Selon L.Linkevičius, la réunion du Conseil de stabilisation et d’association tenue à Bruxelles le 23 juillet démontre également le progrès de pays. Le ministre lituanien a présidé cette réunion pour l’UE en représentant la Haute représentante pour les affaires étrangères et la politique de sécurité Catherine Ashton.

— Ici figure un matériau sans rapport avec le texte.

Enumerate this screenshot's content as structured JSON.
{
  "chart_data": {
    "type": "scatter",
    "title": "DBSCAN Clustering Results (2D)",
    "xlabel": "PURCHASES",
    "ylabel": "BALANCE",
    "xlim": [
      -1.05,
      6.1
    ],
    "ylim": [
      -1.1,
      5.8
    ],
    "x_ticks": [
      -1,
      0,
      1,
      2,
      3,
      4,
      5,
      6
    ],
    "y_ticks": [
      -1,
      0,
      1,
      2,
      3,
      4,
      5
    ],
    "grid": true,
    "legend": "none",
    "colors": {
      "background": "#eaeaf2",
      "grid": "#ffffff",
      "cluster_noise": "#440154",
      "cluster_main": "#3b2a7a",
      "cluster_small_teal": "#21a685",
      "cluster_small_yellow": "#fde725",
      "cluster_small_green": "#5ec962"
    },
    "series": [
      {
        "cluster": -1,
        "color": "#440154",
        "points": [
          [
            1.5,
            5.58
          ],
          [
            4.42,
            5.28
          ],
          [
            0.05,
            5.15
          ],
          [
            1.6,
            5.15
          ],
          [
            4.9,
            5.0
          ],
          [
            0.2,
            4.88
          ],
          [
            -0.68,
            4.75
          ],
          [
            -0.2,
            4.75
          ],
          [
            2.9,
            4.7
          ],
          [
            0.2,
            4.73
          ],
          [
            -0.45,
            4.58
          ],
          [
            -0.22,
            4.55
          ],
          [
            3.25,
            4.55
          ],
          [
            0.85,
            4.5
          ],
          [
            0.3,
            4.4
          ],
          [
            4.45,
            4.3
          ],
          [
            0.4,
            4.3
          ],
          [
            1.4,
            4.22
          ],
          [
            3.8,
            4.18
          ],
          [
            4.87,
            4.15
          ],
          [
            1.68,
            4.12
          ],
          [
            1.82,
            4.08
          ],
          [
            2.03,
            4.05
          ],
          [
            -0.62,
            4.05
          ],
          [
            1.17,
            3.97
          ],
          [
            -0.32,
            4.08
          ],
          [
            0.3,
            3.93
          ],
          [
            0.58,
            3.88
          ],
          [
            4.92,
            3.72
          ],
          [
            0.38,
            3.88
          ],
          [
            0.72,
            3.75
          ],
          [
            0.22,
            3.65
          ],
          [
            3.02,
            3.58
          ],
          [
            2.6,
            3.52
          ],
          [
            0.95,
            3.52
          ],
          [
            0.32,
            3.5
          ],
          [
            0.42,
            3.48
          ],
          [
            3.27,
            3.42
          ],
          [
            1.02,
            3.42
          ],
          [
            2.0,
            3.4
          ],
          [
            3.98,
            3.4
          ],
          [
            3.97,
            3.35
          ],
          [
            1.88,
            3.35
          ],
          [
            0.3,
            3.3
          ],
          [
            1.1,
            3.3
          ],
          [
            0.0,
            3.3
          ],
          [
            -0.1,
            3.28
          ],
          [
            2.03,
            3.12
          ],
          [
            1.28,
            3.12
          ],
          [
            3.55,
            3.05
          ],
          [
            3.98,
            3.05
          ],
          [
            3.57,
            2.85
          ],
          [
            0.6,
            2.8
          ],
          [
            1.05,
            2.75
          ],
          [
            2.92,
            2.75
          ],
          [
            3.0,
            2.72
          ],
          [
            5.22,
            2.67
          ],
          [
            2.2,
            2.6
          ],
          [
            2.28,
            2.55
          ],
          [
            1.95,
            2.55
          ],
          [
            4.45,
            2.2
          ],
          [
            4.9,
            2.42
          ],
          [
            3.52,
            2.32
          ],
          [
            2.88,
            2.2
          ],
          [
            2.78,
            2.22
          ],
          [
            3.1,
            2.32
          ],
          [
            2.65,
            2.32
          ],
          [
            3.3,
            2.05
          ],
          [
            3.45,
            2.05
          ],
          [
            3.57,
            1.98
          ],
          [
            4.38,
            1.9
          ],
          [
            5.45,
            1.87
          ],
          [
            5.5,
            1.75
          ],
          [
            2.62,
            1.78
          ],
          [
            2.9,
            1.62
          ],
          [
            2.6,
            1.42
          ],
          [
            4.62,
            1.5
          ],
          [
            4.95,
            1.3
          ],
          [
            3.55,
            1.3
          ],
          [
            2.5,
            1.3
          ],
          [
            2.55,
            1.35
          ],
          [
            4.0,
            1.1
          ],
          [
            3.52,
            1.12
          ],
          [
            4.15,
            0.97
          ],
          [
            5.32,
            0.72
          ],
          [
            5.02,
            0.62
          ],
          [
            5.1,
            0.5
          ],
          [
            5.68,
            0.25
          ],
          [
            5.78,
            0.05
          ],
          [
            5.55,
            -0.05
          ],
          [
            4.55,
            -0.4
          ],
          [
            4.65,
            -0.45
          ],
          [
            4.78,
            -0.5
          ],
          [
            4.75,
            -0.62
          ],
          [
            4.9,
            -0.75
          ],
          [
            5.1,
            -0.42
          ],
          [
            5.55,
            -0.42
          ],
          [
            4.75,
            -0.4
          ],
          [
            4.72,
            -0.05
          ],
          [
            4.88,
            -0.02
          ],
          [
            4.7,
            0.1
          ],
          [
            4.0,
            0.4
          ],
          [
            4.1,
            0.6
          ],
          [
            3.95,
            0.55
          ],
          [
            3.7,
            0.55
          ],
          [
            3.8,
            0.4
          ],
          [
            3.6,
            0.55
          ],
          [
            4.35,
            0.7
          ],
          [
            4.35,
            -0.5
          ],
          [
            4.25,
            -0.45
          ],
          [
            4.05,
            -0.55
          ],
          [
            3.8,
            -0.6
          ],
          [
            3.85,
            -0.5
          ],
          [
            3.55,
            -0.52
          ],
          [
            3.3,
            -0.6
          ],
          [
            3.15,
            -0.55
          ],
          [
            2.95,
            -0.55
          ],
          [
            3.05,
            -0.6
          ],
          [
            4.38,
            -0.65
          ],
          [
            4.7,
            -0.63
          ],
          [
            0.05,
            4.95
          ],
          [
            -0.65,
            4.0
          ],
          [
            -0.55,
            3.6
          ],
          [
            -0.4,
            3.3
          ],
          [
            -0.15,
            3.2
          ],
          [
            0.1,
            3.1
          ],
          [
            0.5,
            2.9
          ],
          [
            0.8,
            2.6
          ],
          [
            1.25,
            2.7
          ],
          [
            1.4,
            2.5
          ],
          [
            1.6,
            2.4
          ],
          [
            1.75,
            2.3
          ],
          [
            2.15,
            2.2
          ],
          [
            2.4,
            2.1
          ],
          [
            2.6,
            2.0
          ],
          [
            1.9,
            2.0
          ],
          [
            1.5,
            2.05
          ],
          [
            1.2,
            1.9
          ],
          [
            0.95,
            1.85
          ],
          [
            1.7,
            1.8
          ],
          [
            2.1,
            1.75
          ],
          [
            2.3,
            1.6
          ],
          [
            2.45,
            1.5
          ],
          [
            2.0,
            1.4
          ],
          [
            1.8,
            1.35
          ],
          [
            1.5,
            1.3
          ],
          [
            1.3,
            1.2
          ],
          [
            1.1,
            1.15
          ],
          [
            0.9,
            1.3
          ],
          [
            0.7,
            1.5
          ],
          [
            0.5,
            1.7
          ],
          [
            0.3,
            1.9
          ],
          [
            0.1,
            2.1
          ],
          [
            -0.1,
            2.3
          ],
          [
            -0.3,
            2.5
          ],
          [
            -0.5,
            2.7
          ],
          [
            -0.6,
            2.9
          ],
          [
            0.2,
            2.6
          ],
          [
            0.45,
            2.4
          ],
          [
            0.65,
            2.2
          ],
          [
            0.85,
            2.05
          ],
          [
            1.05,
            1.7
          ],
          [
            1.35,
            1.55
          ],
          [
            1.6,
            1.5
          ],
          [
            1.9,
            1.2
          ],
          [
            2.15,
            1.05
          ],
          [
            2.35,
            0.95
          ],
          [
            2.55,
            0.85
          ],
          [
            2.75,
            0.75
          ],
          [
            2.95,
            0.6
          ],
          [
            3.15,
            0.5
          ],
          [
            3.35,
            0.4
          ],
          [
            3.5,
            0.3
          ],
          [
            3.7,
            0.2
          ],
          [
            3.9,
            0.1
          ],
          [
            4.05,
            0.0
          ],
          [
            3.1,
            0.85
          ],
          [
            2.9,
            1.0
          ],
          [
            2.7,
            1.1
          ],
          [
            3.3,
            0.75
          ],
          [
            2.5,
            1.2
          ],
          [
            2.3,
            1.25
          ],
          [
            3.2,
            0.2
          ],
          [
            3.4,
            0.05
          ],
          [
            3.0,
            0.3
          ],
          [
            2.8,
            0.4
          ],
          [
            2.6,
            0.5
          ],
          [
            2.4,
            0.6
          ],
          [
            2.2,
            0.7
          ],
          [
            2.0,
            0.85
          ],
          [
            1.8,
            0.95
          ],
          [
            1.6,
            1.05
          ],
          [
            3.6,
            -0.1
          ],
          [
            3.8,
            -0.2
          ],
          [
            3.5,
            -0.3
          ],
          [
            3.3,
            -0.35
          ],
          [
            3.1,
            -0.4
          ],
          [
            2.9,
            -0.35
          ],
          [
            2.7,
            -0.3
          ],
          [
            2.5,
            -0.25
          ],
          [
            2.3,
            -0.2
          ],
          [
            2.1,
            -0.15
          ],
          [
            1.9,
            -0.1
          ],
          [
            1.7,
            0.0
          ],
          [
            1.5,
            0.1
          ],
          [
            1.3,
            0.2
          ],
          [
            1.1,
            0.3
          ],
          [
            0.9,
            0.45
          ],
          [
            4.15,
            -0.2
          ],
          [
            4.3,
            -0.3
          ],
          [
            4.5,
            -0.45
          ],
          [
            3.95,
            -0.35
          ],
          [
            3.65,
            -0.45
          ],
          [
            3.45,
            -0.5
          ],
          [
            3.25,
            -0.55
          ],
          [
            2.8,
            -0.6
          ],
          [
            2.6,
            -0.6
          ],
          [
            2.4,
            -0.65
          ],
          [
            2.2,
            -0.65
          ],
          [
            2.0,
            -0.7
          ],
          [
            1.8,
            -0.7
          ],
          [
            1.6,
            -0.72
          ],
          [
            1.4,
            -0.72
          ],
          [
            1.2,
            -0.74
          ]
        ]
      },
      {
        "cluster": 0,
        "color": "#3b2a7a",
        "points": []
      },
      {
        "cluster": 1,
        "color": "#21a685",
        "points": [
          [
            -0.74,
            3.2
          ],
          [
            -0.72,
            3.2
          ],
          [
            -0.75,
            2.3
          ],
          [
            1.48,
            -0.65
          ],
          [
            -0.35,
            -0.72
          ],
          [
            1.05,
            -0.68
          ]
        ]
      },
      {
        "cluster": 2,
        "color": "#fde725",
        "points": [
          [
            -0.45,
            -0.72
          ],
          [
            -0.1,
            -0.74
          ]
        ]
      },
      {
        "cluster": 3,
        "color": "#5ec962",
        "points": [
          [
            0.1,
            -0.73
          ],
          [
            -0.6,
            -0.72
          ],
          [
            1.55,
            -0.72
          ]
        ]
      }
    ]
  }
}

Comme chef de délégation, L.Linkevičius a remarqué que Skopje est confrontée à de différents défis internes et étrangers, notamment, les tensions ethniques, la stabilité du gouvernement, le dialogue avec les médias, la question du nom de pays, la question des relations du bon voisinage. Le ministre a encouragé à envisager les futurs pas et à tisser les liens entre les différents partis politiques au Parlement, entre le gouvernement et les représentants de la société civile et les médias, les groupes ethniques du pays, ainsi qu'avec les pays voisins.
Le Conseil de stabilisation et d’association UE-Macédoine se réunit annuellement pour réviser et évaluer la mise en œuvre l’Accord de stabilisation et d'association avec l’UE qui est une étape importante vers l’adhésion des pays candidats à l’UE. Cet accord est entré en vigueur en 2004.
La Macédoine a obtenu le statut de candidat à l’Union européenne en 2005. En 2009, la Commission européenne a recommandé d’entamer les négociations d’adhésion, mais le Conseil européen ne l’a toujours pas approuvé.